Wan2.1 | I2v 720p 14b Fp16.safetensors
You will need custom nodes (e.g., ComfyUI-WanVideoWrapper). The basic workflow:
The native output is 720p. If you need 4K, use a post-process video upscaler (e.g., Topaz Video AI or Real-ESRGAN for video). Do not try to generate higher than 720p natively; the model will collapse.
The file "wan2.1 i2v 720p 14b fp16.safetensors" represents the high-resolution, image-to-video version of Alibaba's latest open-source AI model.
It is intended for advanced users and researchers who possess high-end GPU hardware. By loading this file into compatible inference engines (such as ComfyUI, Diffusers, or specialized web UIs), users can transform static images into high-definition, physically plausible video animations. wan2.1 i2v 720p 14b fp16.safetensors
This request is a bit ambiguous. wan2.1 i2v 720p 14b fp16.safetensors appears to be a specific diffusion model file (likely a fine-tune or a specific quantization of a Wan 2.1 image-to-video model).
You likely need content for a model card (for Hugging Face/CivitAI), installation instructions, or prompt examples.
Here is content broken down by your probable use case. You will need custom nodes (e
⚙️ Technical constraint: The model is big enough to plausibly generate 720p motion at decent frame rates.
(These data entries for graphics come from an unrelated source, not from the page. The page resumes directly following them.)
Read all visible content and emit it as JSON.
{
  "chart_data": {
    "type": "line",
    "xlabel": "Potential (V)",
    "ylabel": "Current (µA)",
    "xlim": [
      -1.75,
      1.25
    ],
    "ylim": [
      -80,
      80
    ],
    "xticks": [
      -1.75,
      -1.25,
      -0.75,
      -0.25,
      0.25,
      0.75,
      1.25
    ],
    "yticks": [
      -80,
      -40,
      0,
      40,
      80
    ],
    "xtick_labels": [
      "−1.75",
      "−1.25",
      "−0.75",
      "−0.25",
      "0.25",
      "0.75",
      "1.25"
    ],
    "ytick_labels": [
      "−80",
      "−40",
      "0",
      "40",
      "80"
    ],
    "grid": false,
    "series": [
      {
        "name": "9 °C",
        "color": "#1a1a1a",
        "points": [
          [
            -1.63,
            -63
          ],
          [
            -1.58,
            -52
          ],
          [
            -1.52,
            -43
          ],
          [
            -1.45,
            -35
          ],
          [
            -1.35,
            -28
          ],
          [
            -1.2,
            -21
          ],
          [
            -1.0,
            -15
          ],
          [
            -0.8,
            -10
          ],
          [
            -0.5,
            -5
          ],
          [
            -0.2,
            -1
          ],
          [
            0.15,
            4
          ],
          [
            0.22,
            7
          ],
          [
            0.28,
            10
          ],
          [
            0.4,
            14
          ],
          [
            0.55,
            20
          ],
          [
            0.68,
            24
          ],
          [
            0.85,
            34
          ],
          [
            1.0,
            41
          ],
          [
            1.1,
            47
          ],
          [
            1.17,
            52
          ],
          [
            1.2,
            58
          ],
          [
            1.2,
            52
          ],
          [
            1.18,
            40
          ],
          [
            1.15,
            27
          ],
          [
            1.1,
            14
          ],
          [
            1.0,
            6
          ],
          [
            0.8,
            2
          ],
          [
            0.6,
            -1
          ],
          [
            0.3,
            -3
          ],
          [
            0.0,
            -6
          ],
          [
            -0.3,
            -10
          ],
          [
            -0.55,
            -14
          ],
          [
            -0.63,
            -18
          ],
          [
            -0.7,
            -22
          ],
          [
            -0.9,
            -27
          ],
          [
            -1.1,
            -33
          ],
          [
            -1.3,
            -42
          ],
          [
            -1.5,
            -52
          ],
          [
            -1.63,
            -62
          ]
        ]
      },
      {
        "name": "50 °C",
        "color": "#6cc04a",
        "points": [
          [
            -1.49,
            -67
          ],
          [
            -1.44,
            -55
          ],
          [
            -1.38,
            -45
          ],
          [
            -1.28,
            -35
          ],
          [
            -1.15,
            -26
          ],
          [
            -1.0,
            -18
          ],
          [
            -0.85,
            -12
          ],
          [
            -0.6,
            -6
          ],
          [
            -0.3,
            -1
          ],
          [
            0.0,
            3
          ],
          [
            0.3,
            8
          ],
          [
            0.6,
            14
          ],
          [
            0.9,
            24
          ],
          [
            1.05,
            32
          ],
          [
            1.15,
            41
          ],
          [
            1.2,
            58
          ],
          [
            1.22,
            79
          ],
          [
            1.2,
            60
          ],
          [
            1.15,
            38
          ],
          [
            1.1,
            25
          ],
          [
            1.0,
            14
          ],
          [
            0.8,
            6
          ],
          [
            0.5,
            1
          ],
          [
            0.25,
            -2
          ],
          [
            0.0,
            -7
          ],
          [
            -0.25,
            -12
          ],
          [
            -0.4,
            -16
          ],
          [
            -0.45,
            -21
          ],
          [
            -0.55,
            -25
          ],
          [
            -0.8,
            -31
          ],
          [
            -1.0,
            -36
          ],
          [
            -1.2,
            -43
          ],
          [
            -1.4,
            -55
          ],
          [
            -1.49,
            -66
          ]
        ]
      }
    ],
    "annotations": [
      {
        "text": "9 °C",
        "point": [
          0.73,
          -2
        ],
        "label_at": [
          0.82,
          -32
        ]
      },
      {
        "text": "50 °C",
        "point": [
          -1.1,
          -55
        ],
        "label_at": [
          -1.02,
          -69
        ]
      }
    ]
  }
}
In late 2024, a research group codenamed “Wan” releases its 2.1-generation image-to-video model. Unlike earlier text-to-video models, Wan2.1 i2v specializes in animating still images — preserving identity and structure while adding realistic motion. The 720p variant runs at 14 billion parameters in FP16 precision, stored as .safetensors for safe deployment. It requires an enterprise GPU, but produces cinematic, temporally coherent short clips from a single image and prompt.
Practical use: This filename likely appears in a download link on Hugging Face or a torrent for a community-run video generation pipeline (e.g., ComfyUI custom node). To actually run it, you’d need a script that loads the .safetensors into a model definition matching the Wan2.1 i2v architecture. In late 2024, a research group codenamed “Wan”
The prefix wan2.1 refers to the Wan series of models, developed by the technology firm Wan-Video (often associated with the Tongyi Wanxiang team from Alibaba, though community-optimized versions have proliferated). The "2.1" denotes a specific version iteration. Compared to earlier Wan models (e.g., Wan2.0), version 2.1 typically brings improvements in:
Crucially, Wan2.1 is a DiT (Diffusion Transformer) architecture, moving beyond traditional U-Net based video models. This transformer backbone allows for better scaling with parameters and longer video generation.